La main des sourds

Emmanuelle Laborit signe le débat à Ploemeur

Emmanuelle Laborit participait, hier, à l’université d’été « jeunesse et Bretagne » qui se tient à Ploemeur (56) au centre Amzer Nevez sur le thème : « la langue des signes, une langue minoritaire ? ».

Comme le breton, la langue des signes est une langue minoritaire, interdite au début du siècle, tolérée depuis, mais toujours pas reconnue officiellement par l’Etat français. La comparaison s’arrête là, le breton restant une langue vocale, comme le rappelle Emmanuelle Laborit. Or, durant deux heures, c’est de gestes et de mimes dont il sera question. La comédienne, sourde de naissance, fait face au public et s’exprime de tout son corps. Ses gestes sont rapides, son visage très expressif donne le «ton» : indignation, amusement, sérieux. Devant la comédienne, de biais par rapport au public, Laure Boussard traduit.

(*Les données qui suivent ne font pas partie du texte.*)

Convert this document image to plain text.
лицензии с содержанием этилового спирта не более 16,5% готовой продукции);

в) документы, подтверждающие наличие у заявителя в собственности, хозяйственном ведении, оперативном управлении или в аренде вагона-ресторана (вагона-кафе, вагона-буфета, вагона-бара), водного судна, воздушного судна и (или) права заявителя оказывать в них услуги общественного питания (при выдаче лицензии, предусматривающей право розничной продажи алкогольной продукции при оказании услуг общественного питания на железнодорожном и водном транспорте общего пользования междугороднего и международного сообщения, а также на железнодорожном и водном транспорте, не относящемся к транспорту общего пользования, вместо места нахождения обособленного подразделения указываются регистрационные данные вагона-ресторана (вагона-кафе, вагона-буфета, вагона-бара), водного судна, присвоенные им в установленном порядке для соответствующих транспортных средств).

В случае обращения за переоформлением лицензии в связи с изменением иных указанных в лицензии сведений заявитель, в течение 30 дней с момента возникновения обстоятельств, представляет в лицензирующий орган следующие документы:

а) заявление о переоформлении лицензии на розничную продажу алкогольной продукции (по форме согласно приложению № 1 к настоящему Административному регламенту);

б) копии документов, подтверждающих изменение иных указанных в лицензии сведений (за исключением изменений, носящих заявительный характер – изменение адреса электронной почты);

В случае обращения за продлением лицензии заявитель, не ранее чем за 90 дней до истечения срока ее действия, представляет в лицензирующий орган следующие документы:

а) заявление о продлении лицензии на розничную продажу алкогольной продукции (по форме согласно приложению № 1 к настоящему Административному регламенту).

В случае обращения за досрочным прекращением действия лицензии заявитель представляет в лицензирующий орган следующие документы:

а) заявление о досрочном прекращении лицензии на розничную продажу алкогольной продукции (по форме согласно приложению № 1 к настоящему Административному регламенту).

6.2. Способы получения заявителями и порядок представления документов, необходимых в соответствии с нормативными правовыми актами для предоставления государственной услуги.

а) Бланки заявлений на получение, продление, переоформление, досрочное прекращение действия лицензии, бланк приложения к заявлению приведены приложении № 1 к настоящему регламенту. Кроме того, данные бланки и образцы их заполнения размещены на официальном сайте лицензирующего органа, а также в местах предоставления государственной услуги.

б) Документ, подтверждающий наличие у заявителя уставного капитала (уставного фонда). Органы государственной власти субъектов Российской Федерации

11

«Soleil qui vient du coeur»

Emmanuelle Laborit explique d’abord que la LSF (Langue des signes françaises) est une langue à part entière, avec une syntaxe, un alphabet pour épeler les noms, des signes pour les mots. Il existe des registres de langue, du familier au soutenu, et des gestes pour les onomatopées comme «euh» pour l’hésitation, «hum, hum» pour la réflexion, par exemple. La langue des signes existe depuis des siècles mais est codifiée par l’abbé de l’Epée peu avant la Révolution française. Les personnes sont fréquemment «signées» par un geste qui renvoie à un trait de leur personnalité ou de leur physique. Emmanuelle Laborit se signe par un geste ample de la poitrine vers l’extérieur qu’on pourrait traduire par «soleil qui vient du coeur». Reste que la LSF est très mal reconnue. Il existe seulement trois petites structures (à Toulouse, Paris et Poitiers) où l’enseignement global est en LSF. Ces écoles ne bénéficient d’aucun soutien de l’Etat. «On n’a jamais interdit aux sourds de parler, souvent de signer» résume Emmanuelle Laborit. «Peut-être que la différence fait peur ainsi que le silence».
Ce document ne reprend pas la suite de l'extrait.